After five or six weeks on Hostinger, I was eager to get my Raspberry Pi home server back on line. Renting a web server reminded me of renting an apartment--a nice alternative to owning a home when it's convenient, but you also have the anxiety of dealing with the unpredictable whims of a landlord. I appreciate that Hostinger was there when I needed it, but I would definitely not want to have to rely on it permanently. My own web server is much cheaper to operate, gives me a greater ability to detect and block unwanted robots and spammers than one of Hostinger's non-VPS plans, and ensures more privacy for my websites' visitors. And, I do not have to rely on a service that will not allow me to talk to a human being when a problem arises. On my home server, I am that human being.

At least, I claim to be human.

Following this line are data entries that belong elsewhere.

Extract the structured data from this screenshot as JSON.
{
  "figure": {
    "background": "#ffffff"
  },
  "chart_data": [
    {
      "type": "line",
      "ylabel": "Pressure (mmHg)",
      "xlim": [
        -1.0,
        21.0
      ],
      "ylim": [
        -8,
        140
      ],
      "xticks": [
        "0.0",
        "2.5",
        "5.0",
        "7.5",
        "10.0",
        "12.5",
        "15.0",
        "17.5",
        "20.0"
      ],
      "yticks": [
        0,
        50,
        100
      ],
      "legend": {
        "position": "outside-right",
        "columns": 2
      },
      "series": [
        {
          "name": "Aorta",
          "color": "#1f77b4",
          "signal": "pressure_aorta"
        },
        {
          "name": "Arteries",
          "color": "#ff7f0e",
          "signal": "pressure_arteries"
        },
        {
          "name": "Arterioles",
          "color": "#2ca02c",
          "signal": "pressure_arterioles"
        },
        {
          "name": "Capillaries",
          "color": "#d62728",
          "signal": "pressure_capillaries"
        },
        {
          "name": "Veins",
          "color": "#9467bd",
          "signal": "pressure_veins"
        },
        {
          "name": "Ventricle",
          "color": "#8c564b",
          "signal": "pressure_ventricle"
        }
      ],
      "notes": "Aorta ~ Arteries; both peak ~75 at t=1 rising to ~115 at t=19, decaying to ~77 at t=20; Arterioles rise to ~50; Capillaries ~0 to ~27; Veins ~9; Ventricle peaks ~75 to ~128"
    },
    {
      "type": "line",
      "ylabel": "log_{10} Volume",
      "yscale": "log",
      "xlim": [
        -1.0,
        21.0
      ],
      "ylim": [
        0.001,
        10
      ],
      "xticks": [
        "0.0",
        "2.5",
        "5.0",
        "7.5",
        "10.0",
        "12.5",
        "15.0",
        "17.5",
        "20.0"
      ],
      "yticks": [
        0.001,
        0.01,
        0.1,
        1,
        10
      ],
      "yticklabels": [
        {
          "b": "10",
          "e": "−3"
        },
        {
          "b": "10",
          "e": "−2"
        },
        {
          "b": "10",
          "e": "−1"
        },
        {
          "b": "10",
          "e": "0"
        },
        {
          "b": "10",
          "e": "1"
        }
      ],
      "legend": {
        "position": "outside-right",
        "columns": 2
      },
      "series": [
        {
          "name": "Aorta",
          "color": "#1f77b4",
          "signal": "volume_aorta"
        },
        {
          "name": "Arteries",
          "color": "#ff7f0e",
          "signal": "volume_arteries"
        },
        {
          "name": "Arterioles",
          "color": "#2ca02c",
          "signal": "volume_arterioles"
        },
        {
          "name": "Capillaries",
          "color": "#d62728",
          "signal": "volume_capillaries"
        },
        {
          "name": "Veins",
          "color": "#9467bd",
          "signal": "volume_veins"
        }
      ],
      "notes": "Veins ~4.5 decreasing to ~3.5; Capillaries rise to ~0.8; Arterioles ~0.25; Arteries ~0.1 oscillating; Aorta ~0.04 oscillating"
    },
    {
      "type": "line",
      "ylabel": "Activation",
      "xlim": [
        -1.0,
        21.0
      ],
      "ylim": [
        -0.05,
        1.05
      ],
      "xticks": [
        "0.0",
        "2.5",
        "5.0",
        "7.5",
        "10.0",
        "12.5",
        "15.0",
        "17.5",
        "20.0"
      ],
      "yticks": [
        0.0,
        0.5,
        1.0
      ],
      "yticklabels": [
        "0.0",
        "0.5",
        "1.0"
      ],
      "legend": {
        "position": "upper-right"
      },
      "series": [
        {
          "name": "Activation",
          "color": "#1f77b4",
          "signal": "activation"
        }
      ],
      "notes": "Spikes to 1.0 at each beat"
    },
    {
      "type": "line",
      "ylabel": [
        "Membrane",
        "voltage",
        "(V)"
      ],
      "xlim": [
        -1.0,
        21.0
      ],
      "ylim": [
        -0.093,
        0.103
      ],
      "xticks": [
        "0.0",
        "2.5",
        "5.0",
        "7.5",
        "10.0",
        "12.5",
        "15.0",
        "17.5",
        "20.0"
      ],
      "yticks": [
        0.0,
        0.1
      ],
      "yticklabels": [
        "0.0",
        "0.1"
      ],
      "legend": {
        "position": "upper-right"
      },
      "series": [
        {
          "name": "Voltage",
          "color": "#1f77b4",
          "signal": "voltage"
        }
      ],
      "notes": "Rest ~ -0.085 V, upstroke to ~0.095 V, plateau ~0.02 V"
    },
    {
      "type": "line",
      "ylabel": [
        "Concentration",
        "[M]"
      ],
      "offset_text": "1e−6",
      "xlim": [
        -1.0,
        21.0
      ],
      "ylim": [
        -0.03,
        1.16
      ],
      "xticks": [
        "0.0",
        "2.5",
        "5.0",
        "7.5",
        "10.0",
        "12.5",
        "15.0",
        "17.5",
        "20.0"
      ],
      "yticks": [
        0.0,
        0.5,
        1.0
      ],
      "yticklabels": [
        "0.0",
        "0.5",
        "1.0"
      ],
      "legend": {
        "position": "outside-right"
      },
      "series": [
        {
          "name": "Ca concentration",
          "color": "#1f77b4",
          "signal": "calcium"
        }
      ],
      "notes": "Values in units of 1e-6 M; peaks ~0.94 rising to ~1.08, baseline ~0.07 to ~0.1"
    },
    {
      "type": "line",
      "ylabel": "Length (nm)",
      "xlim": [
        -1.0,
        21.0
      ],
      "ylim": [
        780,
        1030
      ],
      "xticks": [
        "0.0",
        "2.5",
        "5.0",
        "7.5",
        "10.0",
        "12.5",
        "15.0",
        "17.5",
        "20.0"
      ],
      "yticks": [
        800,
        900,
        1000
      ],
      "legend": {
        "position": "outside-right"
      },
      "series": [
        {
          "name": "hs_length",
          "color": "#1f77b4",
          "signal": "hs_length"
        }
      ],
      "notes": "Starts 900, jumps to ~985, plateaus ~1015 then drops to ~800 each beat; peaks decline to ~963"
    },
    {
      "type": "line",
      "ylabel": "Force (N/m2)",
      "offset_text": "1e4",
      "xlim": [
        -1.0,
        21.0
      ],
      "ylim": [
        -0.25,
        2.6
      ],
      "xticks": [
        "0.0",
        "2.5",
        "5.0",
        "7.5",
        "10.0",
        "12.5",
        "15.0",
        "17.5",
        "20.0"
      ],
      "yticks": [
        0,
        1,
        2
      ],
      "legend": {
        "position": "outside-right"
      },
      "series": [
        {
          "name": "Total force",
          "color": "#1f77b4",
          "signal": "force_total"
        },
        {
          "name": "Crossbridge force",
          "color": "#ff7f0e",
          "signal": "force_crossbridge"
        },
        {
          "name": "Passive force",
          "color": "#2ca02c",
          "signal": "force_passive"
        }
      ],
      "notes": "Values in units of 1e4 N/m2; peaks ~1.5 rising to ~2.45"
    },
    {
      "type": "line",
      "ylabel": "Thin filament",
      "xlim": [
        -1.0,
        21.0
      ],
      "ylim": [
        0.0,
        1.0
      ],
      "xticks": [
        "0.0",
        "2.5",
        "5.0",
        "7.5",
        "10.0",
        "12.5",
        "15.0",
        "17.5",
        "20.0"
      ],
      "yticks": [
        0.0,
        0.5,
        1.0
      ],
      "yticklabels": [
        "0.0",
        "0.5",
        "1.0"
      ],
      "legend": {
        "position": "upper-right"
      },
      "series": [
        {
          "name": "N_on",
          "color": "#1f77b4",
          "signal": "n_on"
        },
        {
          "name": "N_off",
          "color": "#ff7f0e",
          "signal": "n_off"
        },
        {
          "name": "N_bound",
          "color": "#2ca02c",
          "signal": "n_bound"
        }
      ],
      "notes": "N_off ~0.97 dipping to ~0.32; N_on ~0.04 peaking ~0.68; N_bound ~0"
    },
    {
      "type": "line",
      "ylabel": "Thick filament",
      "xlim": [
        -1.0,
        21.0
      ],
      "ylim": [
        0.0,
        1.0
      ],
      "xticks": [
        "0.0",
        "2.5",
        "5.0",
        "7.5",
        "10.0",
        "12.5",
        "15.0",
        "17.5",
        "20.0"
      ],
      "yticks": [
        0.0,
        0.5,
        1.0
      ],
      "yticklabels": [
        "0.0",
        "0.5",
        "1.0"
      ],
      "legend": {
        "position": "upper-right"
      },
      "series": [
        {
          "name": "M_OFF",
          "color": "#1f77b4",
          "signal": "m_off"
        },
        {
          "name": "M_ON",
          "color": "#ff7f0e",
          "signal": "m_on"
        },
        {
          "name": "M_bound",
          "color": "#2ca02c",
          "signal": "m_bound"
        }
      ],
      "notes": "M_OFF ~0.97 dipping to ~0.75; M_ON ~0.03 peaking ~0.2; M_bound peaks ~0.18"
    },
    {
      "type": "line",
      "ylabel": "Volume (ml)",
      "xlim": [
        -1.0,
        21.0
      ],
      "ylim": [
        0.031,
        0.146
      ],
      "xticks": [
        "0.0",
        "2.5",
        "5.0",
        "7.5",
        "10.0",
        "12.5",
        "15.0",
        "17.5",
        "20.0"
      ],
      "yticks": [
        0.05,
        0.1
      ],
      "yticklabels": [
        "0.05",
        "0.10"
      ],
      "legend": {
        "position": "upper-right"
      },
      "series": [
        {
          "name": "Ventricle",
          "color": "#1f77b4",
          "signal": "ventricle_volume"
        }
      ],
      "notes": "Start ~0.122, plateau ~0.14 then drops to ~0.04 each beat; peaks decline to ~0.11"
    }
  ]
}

The way freedom on the Internet is deteriorating, I may some day have to prove my humanity to some TLS-certificate-issuing authority. At that point, I may decide instead to move DFDN ff the Web and onto some other network. I think the vast majority of users would likely not have a problem with that decision.

I have one more piece of advice to offer any readers who may be considering a web-hosting service for their websites. Be sure you do not lock yourself into a one or two year plan until you understand what you are buying. Instead, pay for a month-to-month plan while you test it thoroughly. Then, if meets your needs, switch to a one or two year plan. Also, be sure you understand the differences between a VPS plan and a "web-hosting" plan.